Changing Core Beliefs: How to Rethink What Shapes Your Life
Core beliefs are the deep ideas we hold about ourselves, others, and the world. They guide how we think, feel, and act, often without us realizing it. Some core beliefs help us thrive. Others can hold us back, fueling anxiety, self-doubt, or unhealthy patterns.

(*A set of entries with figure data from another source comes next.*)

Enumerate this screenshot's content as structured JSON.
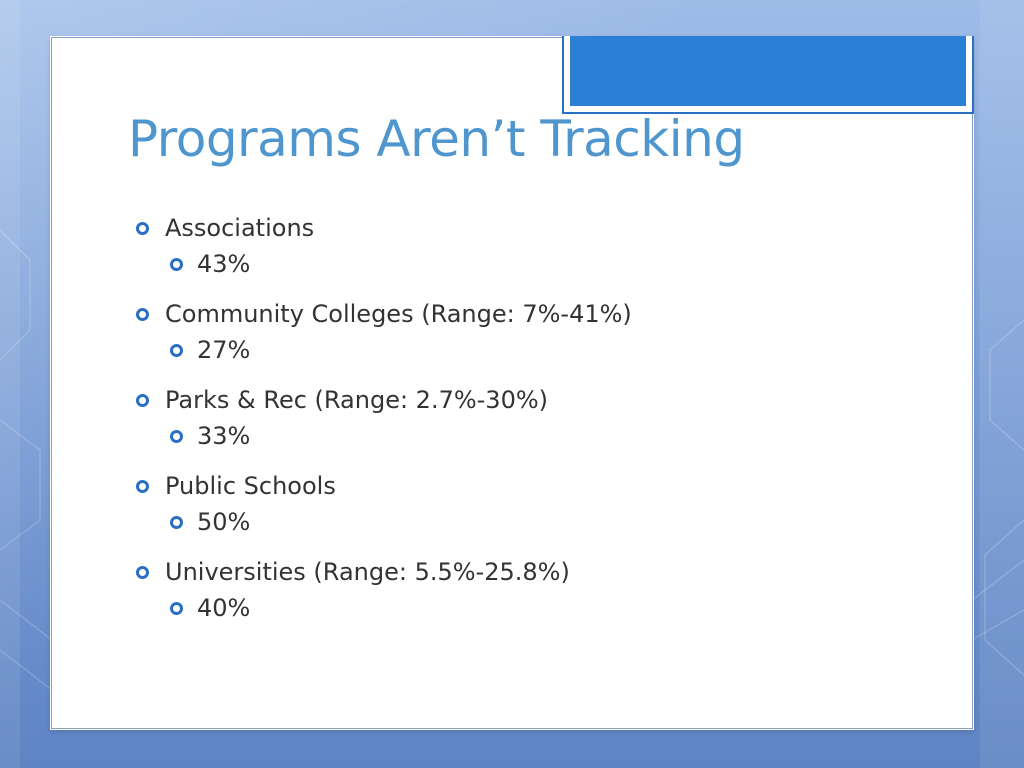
{
  "slide": {
    "title": "Programs Aren’t Tracking",
    "items": [
      {
        "label": "Associations",
        "value": "43%"
      },
      {
        "label": "Community Colleges (Range: 7%-41%)",
        "value": "27%"
      },
      {
        "label": "Parks & Rec (Range: 2.7%-30%)",
        "value": "33%"
      },
      {
        "label": "Public Schools",
        "value": "50%"
      },
      {
        "label": "Universities (Range: 5.5%-25.8%)",
        "value": "40%"
      }
    ],
    "bullet_icon": "hollow-circle-bullet",
    "colors": {
      "title": "#4f96cf",
      "accent": "#2b7fd4",
      "bullet": "#2a6fc4",
      "body_text": "#333333"
    }
  }
}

The good news is that core beliefs can change. Because they are learned, they can be examined, challenged, and updated over time.
Here’s how to start.
Step 1: Identify Your Core Beliefs
Before you can change a belief, you need to know what it is.
Try these prompts:
What do I believe about myself when I make a mistake?
What do I believe about others when I feel hurt or let down?
What do I believe about the world when things feel uncertain?
Write down the thoughts that come up. Look for patterns. Common examples include:
“I am not good enough”
“People cannot be trusted”
“The world is unsafe”
Tip: Try asking a trusted friend or therapist what they notice about your self-talk. Sometimes we cannot see patterns ourselves.
Step 2: Notice How Your Core Beliefs Show Up
Once identified, observe how your beliefs influence your emotions and behaviors. Ask yourself:
When did I last feel anxious, angry, or sad?
What thoughts were running in my mind at the time?
How did that thought make me act?
Tracking this helps you see that beliefs are not just ideas, they shape real experiences.
Tip: Keep a small notebook or use your phone to jot down thoughts and feelings daily. Even 2-3 minutes can build awareness.
Step 3: Question the Belief
Once you know the belief, ask questions like:
Is this belief completely true?
Where did I learn it?
Are there examples in my life that contradict this belief?
If my best friend told me believed this same way, how would I respond?
This step helps you create some distance between yourself and the belief. You are observing it, not automatically believing it.
Tip: Pretend you are a detective. Look for evidence that proves your old belief wrong. Be curious, not judgmental.
Step 4: Challenge the Belief
Once you’ve questioned it, try replacing it with a more balanced or helpful thought.
For example:
Old belief: “I am not good enough”
New thought: “I make mistakes like everyone, but that does not define my worth”
You can also test beliefs in real life:
Try something that feels challenging and notice what happens
Keep track of evidence that contradicts the old belief
Tip: Pair new thoughts with small actions. If you believe you are capable, do one small task that demonstrates it. Success reinforces new beliefs.
Step 5: Reinforce New Beliefs
Changing core beliefs takes repetition. Make new thoughts stronger with:
Journaling daily about successes, growth, or acts of courage
Affirmations that feel believable, not forced
Reminders in your environment, like sticky notes or phone alerts
Sharing new insights with a therapist, friend, or accountability partner
Extra Tips:
Create a “belief swap list” with old beliefs on the left and healthier beliefs on the right. Review it each morning.
Visualize yourself acting from the new belief. Imagine your confidence, calm, or self-compassion in challenging situations.
Notice and celebrate small wins. Each time you act in alignment with the new belief, it strengthens your brain’s pattern.
Step 6: Be Patient and Compassionate
Core beliefs were built over years. Updating them takes time. Celebrate small wins. Notice when old patterns appear without judgment. Each time you notice and choose a new thought, you are retraining your brain.
Tip: Expect setbacks and treat them as practice opportunities. Changing beliefs is like learning a new skill. Mistakes are part of the learning.
In Conclusion
Your core beliefs shape how you see yourself and the world. When unexamined, they can quietly drive anxiety, shame, and disconnection. When understood and reshaped, they become a powerful foundation for healing and growth.
Becoming aware of your core beliefs is not about judging them. It is about understanding them, deciding which ones serve you, and intentionally choosing thoughts and actions that support your emotional wellbeing.